I just read a sad story about a young man, Tyler Clementi, apparently gay, who killed himself after discovering that his roommate had wired their room and secretly taped and broadcast Tyler having an initmate encounter. I can't imagine that Tyler's roommate would have guessed how Tyler would take this invasion of privacy and public humiliation - I hope he regrets his actions.
I can only guess why Tyler's roommate would do such a thing - did he think it was funny? Perhaps he thought his college buddies would think it was funny, but did he even stop to think how Tyler would feel? My guess is no - or worse, that he knew Tyler would be upset, hurt, and embarassed - but maybe that reaction would just add to the fun. I really can't stand people who think that hurting or embarassing others is fun or funny.

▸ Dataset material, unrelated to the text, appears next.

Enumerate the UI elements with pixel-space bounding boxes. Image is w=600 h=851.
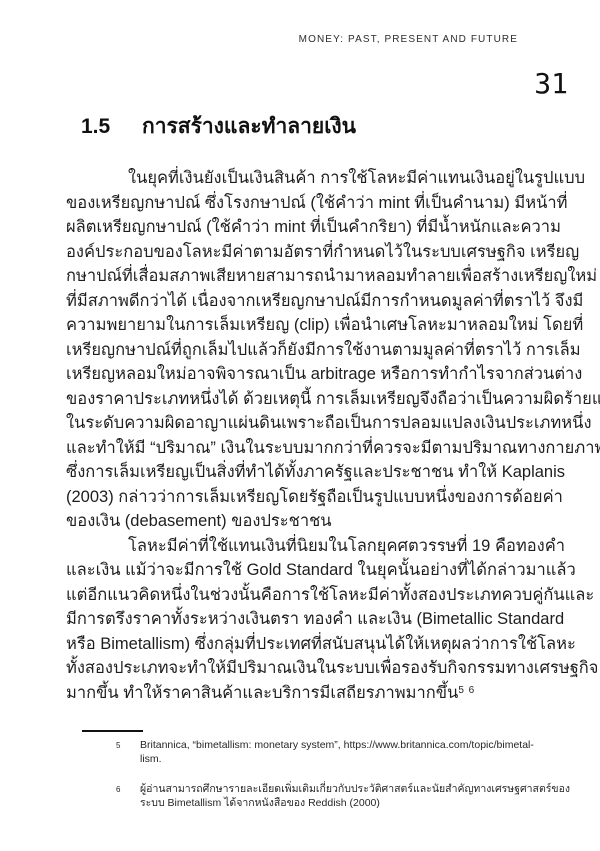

When I was a kid, as young as 5 or 6, my mom would ask me - how would you feel if someone did that to you? I was asked this whenever I let my friends make fun of my sister or other kids. I was asked this when I trampled on the neighbors garden so I could pick their raspberries. I was asked this when I tried to lie to get away with what I wanted - and over time I developed empathy. It took awhile, but eventually, I came to a point where I could truly put myself in someone else's shoes and know what it would feel like to be humiliated, to be hurt, to be embarassed. Some of those lessons came when I, myself, was the brunt of jokes or public humiliation - or when no one would stand up for me. Then I really knew how it felt - and vowed to never, ever make someone else feel that way and I started standing up to bullies, calling people on insensitive comments, or distancing myself from people who were insensitive to other's feelings. I even started reaching out to people who seemed to be lonely and made some really, really cool friends that way. But I hope that people don't have to experience that kind of pain to develop empathy.
The thing about empathy is you really have to consider that someone might take teasing differently than you do. Some things aren't easy to shrug off - maybe they are for you - but not someone else. Sometimes we need to stand up to others who want to humiliate others and say, "I don't want to participate in that." I wonder if Tyler's roommate would have accomplished his "trick" if it weren't for another dorm student who let him use her computer to broadcast shy Tyler's evening with his boyfriend? If she had thought, "how would I feel if someone broadcast me making out with my boyfriend on the internet without my knowledge?" perhaps Tyler would still be alive today. We'll never know.
But for now, I wish that empathy could exist in the hearts of all humans for all humans.